QpiEImitation/gkd_math500_S-Qwen2-1.5B-Instruct_T-Qwen2-7B-Instruct
QpiEImitation/gkd_math500_S-Qwen2-1.5B-Instruct_T-Qwen2-7B-Instruct is a 1.5 billion parameter instruction-tuned language model fine-tuned from Qwen/Qwen2-1.5B-Instruct. It was trained using the GKD (On-Policy Distillation) method, which involves learning from self-generated mistakes. This model is optimized for improved performance through distillation, making it suitable for general instruction-following tasks.
Loading preview...
Model Overview
This model, gkd_math500_S-Qwen2-1.5B-Instruct_T-Qwen2-7B-Instruct, is a 1.5 billion parameter language model based on the Qwen2-1.5B-Instruct architecture. It has been fine-tuned using the GKD (On-Policy Distillation) method, a technique where the model learns from its own self-generated mistakes, as detailed in the paper "On-Policy Distillation of Language Models: Learning from Self-Generated Mistakes" (ICLR 2024).
Key Capabilities
- Instruction Following: Designed to respond to user instructions effectively.
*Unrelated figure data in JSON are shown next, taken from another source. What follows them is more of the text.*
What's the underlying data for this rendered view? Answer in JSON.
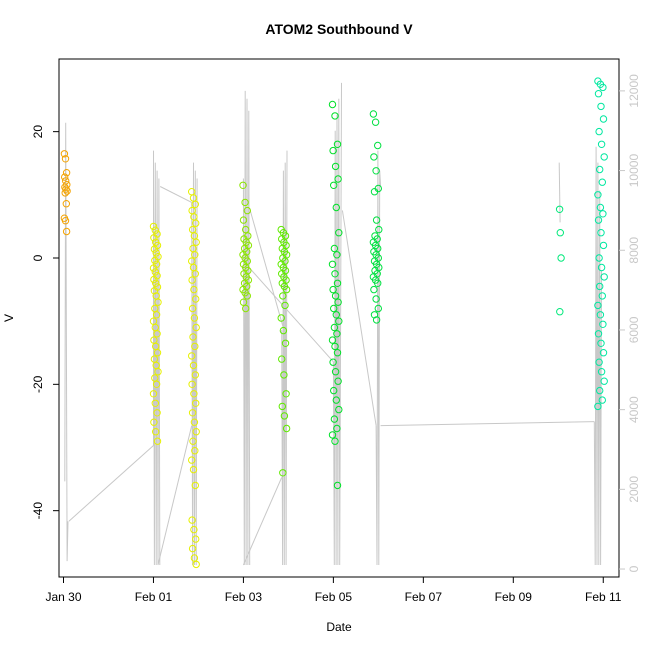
{
  "chart_data": {
    "type": "scatter",
    "title": "ATOM2 Southbound V",
    "xlabel": "Date",
    "ylabel": "V",
    "x_ticks": [
      "Jan 30",
      "Feb 01",
      "Feb 03",
      "Feb 05",
      "Feb 07",
      "Feb 09",
      "Feb 11"
    ],
    "xlim": [
      28.9,
      41.35
    ],
    "ylim": [
      -50.5,
      31.5
    ],
    "y_ticks": [
      -40,
      -20,
      0,
      20
    ],
    "y2_ticks": [
      0,
      2000,
      4000,
      6000,
      8000,
      10000,
      12000
    ],
    "y2lim": [
      -200,
      12800
    ],
    "grid": false,
    "colors": {
      "frame": "#000000",
      "secondary": "#c8c8c8",
      "orange": "#f4a300",
      "yellow": "#e6f000",
      "green": "#00e000",
      "teal": "#00e8a0"
    },
    "clusters": [
      {
        "x": 29.05,
        "x_spread": 0.03,
        "y": [
          16.5,
          15.7,
          13.5,
          12.8,
          12.2,
          11.6,
          11.2,
          10.9,
          10.6,
          10.3,
          8.6,
          6.3,
          5.9,
          4.2
        ],
        "color": "#f4a300"
      },
      {
        "x": 31.05,
        "x_spread": 0.05,
        "y": [
          5.0,
          4.4,
          3.8,
          3.2,
          2.5,
          2.0,
          1.4,
          0.8,
          0.2,
          -0.4,
          -1.0,
          -1.6,
          -2.2,
          -2.8,
          -3.4,
          -4.0,
          -4.6,
          -5.2,
          -6.0,
          -7.0,
          -8.0,
          -9.0,
          -10.0,
          -11.0,
          -12.0,
          -13.0,
          -14.0,
          -15.0,
          -16.0,
          -17.0,
          -18.0,
          -19.0,
          -20.0,
          -21.5,
          -23.0,
          -24.5,
          -26.0,
          -27.5,
          -29.0
        ],
        "color": "#e6f000"
      },
      {
        "x": 31.9,
        "x_spread": 0.05,
        "y": [
          10.5,
          9.5,
          8.5,
          7.5,
          6.5,
          5.5,
          4.5,
          3.5,
          2.5,
          1.5,
          0.5,
          -0.5,
          -1.5,
          -2.5,
          -3.5,
          -5.0,
          -6.5,
          -8.0,
          -9.5,
          -11.0,
          -12.5,
          -14.0,
          -15.5,
          -17.0,
          -18.5,
          -20.0,
          -21.5,
          -23.0,
          -24.5,
          -26.0,
          -27.5,
          -29.0,
          -30.5,
          -32.0,
          -33.5,
          -36.0,
          -41.5,
          -43.0,
          -44.5,
          -46.0,
          -47.5,
          -48.5
        ],
        "color": "#e6f000"
      },
      {
        "x": 33.05,
        "x_spread": 0.06,
        "y": [
          11.5,
          8.8,
          7.5,
          6.0,
          4.5,
          3.5,
          3.0,
          2.5,
          2.0,
          1.5,
          1.0,
          0.5,
          0.0,
          -0.5,
          -1.0,
          -1.5,
          -2.0,
          -2.5,
          -3.0,
          -3.5,
          -4.0,
          -4.5,
          -5.0,
          -5.5,
          -6.0,
          -7.0,
          -8.0
        ],
        "color": "#8ce600"
      },
      {
        "x": 33.9,
        "x_spread": 0.06,
        "y": [
          4.5,
          4.0,
          3.5,
          3.0,
          2.5,
          2.0,
          1.5,
          1.0,
          0.5,
          0.0,
          -0.5,
          -1.0,
          -1.5,
          -2.0,
          -2.5,
          -3.0,
          -3.5,
          -4.0,
          -4.5,
          -5.0,
          -6.0,
          -7.5,
          -9.5,
          -11.5,
          -13.5,
          -16.0,
          -18.5,
          -21.5,
          -23.5,
          -25.0,
          -27.0,
          -34.0
        ],
        "color": "#60ea00"
      },
      {
        "x": 35.05,
        "x_spread": 0.07,
        "y": [
          24.3,
          22.5,
          18.0,
          17.0,
          14.5,
          12.5,
          11.5,
          8.0,
          4.0,
          1.5,
          0.5,
          -1.0,
          -2.5,
          -4.0,
          -5.0,
          -6.0,
          -7.0,
          -8.0,
          -9.0,
          -10.0,
          -11.0,
          -12.0,
          -13.0,
          -14.0,
          -15.0,
          -16.5,
          -18.0,
          -19.5,
          -21.0,
          -22.5,
          -24.0,
          -25.5,
          -27.0,
          -28.0,
          -29.0,
          -36.0
        ],
        "color": "#00e028"
      },
      {
        "x": 35.95,
        "x_spread": 0.06,
        "y": [
          22.8,
          21.5,
          17.8,
          16.0,
          13.8,
          11.0,
          10.5,
          6.0,
          4.5,
          3.5,
          3.0,
          2.5,
          2.0,
          1.5,
          1.0,
          0.5,
          0.0,
          -0.5,
          -1.0,
          -1.5,
          -2.0,
          -2.5,
          -3.0,
          -3.5,
          -4.0,
          -5.0,
          -6.5,
          -8.0,
          -9.0,
          -9.8
        ],
        "color": "#00e040"
      },
      {
        "x": 40.05,
        "x_spread": 0.02,
        "y": [
          7.7,
          4.0,
          0.0,
          -8.5
        ],
        "color": "#00e87a"
      },
      {
        "x": 40.95,
        "x_spread": 0.07,
        "y": [
          28.0,
          27.5,
          27.0,
          26.0,
          24.0,
          22.0,
          20.0,
          18.0,
          16.0,
          14.0,
          12.0,
          10.0,
          8.0,
          7.0,
          6.0,
          4.0,
          2.0,
          0.0,
          -1.5,
          -3.0,
          -4.5,
          -6.0,
          -7.5,
          -9.0,
          -10.5,
          -12.0,
          -13.5,
          -15.0,
          -16.5,
          -18.0,
          -19.5,
          -21.0,
          -22.5,
          -23.5
        ],
        "color": "#00e8a0"
      }
    ],
    "secondary_line": {
      "segments": [
        [
          [
            29.03,
            2200
          ],
          [
            29.05,
            11200
          ],
          [
            29.08,
            200
          ],
          [
            29.1,
            1200
          ]
        ],
        [
          [
            29.12,
            1200
          ],
          [
            31.0,
            3100
          ]
        ],
        [
          [
            31.0,
            3100
          ],
          [
            31.0,
            10500
          ],
          [
            31.02,
            100
          ],
          [
            31.04,
            10200
          ],
          [
            31.06,
            100
          ],
          [
            31.08,
            10000
          ],
          [
            31.1,
            100
          ],
          [
            31.12,
            9800
          ],
          [
            31.14,
            100
          ]
        ],
        [
          [
            31.15,
            9600
          ],
          [
            31.85,
            9200
          ]
        ],
        [
          [
            31.85,
            9200
          ],
          [
            31.87,
            100
          ],
          [
            31.89,
            10200
          ],
          [
            31.91,
            100
          ],
          [
            31.93,
            10000
          ],
          [
            31.95,
            100
          ],
          [
            31.97,
            9800
          ]
        ],
        [
          [
            31.1,
            100
          ],
          [
            31.85,
            3600
          ]
        ],
        [
          [
            33.0,
            9800
          ],
          [
            33.02,
            100
          ],
          [
            33.04,
            12000
          ],
          [
            33.06,
            100
          ],
          [
            33.08,
            11800
          ],
          [
            33.1,
            100
          ],
          [
            33.12,
            11500
          ],
          [
            33.14,
            100
          ]
        ],
        [
          [
            33.15,
            9000
          ],
          [
            33.9,
            6000
          ]
        ],
        [
          [
            33.0,
            100
          ],
          [
            33.85,
            2300
          ]
        ],
        [
          [
            33.85,
            6000
          ],
          [
            33.87,
            100
          ],
          [
            33.89,
            10000
          ],
          [
            33.91,
            100
          ],
          [
            33.93,
            10200
          ],
          [
            33.95,
            100
          ],
          [
            33.97,
            10500
          ]
        ],
        [
          [
            33.1,
            7600
          ],
          [
            35.0,
            5200
          ]
        ],
        [
          [
            35.0,
            5200
          ],
          [
            35.02,
            100
          ],
          [
            35.04,
            11000
          ],
          [
            35.06,
            100
          ],
          [
            35.08,
            11400
          ],
          [
            35.1,
            100
          ],
          [
            35.12,
            11800
          ],
          [
            35.14,
            100
          ],
          [
            35.18,
            12200
          ]
        ],
        [
          [
            35.2,
            9000
          ],
          [
            35.95,
            3600
          ]
        ],
        [
          [
            35.95,
            3600
          ],
          [
            35.97,
            100
          ],
          [
            35.99,
            10500
          ],
          [
            36.01,
            100
          ],
          [
            36.03,
            10000
          ],
          [
            36.05,
            9600
          ]
        ],
        [
          [
            36.05,
            3600
          ],
          [
            40.8,
            3700
          ]
        ],
        [
          [
            40.02,
            10200
          ],
          [
            40.04,
            8700
          ]
        ],
        [
          [
            40.8,
            3700
          ],
          [
            40.82,
            100
          ],
          [
            40.84,
            10600
          ],
          [
            40.86,
            100
          ],
          [
            40.88,
            10200
          ],
          [
            40.9,
            100
          ],
          [
            40.92,
            9500
          ],
          [
            40.94,
            100
          ],
          [
            40.96,
            7500
          ]
        ]
      ]
    }
  }
}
- Distillation-Enhanced Performance: Benefits from the GKD training procedure, which aims to improve model capabilities through a unique distillation process.
Training Details
The model was trained using the TRL (Transformers Reinforcement Learning) library. The GKD method, which is central to its training, focuses on on-policy distillation. This approach allows the model to refine its understanding and generation by iteratively learning from its own outputs.
Good For
- Developers looking for a Qwen2-1.5B-Instruct variant with enhanced instruction-following capabilities through distillation.
- Experimenting with models trained using advanced distillation techniques like GKD.